Ces jours derniers, pleine page de Paris-Match en couverture et en couleurs avec une Bernadette Chirac élégante, presque rajeunie. Mais toujours sans grande allure malgré la pause, debout, épaule contre un mur, avant-bras et jambe légèrement croisée. Titre de ce numéro mémorable : « L’émotion du départ. Après douze ans à l’Élysée, elle parcourt avec nous le palais qu’elle a tant aimé. » Reportage photo grandiloquent réalisé par Karl Lagerfeld. Une vieille connaissance. Et même un très vieux cheval de retour.

Snob illustre, arbitre des élégances dans la fête parisienne, le glorieux matou ne partage guère les affres du petit monde. Il sait des délocalisations ce qu’en disent les journaux : des incidents fâcheux dus aux restructurations du marché planétaire mais sans effets sur lui ni les petits génies à la Alain Minc, Bernard-Henri Lévy, qu’il croise dans les salons, quand ils ne vident pas une coupe de champagne ensemble.

Bernadette Chirac - JPG - 36.8 ko
Bernadette Chirac
© Kerleroux

Pour plus de précautions, lui-même vit très gaiement au jour le jour parmi de francs admirateurs. En 1999, il doit depuis dix-sept ans des sommes fabuleuses au fisc : quelque 144 millions de francs avec les retards, pénalités diverses. Malgré une immense fortune, il s’estime insolvable. Dans un cas analogue, le percepteur poursuivrait à mort n’importe quel particulier, toute petite ou moyenne entreprise, quitte à ce qu’ils meurent socialement. Mais, dans ce cas, le fautif appartient aux inatteignables de la République. Un régime beaucoup moins égalitaire que ce qu’il s’en raconte en public. Sans parti, il virevolte de gauche à droite le regard fastueux, dominateur, familier des réceptions en smoking où se rencontrent des princesses, des duchesses, des faiseurs, des faisants, des journalistes, des turfistes, et même des socialistes comme Dominique Strauss-Kahn et sa si photogénique épouse, Anne Sinclair. Au cours des réceptions mondaines, il croise aussi Bernadette l’épouse du chef de l’État. Ils s’aiment beaucoup. D’ailleurs, comme couturier parisien très connu, il taille parfois ses robes. Avec en supplément quelques coups de ciseaux pour sa fille Claude.

En 1997, la cohabitation amène justement Dominique à Bercy, comme ministre des Finances. Depuis trois ans, Bernadette Chirac harcelait son prédécesseur, Alain Lamassoure, pour qu’il consente une grosse remise au styliste de son cœur, à défaut d’essuyer entièrement l’ardoise. Malgré une carrière d’élu du peuple avisé parmi les giscardiens, le bougre feignait de rien entendre, mal comprendre, ou tergiversait. Son rang de magistrat à la Cour des Comptes lui imposait peut-être aussi quelques scrupules.
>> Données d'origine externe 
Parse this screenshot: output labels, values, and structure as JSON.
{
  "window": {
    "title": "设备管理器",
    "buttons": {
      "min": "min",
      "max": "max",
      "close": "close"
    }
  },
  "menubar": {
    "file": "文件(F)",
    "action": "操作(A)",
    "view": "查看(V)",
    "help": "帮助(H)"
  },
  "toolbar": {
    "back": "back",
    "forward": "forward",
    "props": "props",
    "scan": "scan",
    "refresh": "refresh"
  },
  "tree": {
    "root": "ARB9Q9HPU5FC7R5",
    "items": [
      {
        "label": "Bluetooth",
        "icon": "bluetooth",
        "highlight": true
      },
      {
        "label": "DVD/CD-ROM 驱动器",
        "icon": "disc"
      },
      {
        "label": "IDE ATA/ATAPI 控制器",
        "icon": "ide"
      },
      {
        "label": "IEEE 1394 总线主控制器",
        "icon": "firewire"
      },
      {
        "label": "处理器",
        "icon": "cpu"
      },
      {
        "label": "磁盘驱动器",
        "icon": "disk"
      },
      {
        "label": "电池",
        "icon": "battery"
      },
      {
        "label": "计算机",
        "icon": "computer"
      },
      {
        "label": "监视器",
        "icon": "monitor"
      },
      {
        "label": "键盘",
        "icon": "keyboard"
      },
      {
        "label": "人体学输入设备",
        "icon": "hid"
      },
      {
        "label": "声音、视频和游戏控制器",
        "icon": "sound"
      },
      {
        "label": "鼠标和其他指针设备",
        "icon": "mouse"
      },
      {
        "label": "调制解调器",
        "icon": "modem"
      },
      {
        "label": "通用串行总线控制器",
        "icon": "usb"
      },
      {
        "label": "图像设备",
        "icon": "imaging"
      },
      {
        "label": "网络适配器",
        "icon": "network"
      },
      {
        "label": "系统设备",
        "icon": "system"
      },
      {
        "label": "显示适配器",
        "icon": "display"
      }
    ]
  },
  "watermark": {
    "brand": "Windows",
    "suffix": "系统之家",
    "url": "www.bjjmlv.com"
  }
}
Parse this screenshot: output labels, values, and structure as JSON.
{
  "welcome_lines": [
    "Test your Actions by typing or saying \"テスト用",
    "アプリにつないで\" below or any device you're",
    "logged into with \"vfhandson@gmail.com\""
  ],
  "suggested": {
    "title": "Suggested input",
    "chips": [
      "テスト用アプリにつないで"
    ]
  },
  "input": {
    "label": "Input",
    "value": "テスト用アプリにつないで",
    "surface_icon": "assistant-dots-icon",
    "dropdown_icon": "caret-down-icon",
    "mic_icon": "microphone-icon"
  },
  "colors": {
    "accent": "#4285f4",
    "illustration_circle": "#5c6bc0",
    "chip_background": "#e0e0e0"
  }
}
Avec le nouveau venu à sa place, Jospin procure à Bernadette une personnalité beaucoup plus proche de son cœur. Nous voilà entre gens du monde. Celle qu’un protocole poli nomme « la Première Dame de France » retrouve avec bonheur une autre partie du sien : celui des parvenus en paillettes à la D’Jack Lang, son épouse Monique qu’elle apprécie particulièrement. Eux-mêmes en relations intimes avec les Kahn-Sinclair. À Bercy, cependant, les bureaux spécialisés dans la surveillance des mauvais payeurs ne lâchent pas Lagerfeld. Ils le savent multimillionnaire. Il faut encore deux années pour convaincre ces talibans. Le 14 août 1999, enfin, par note autographe, Dominique accorde à Karl une remise gracieuse de 61% sur ses dettes envers l’État. Enfin Bernadette respire.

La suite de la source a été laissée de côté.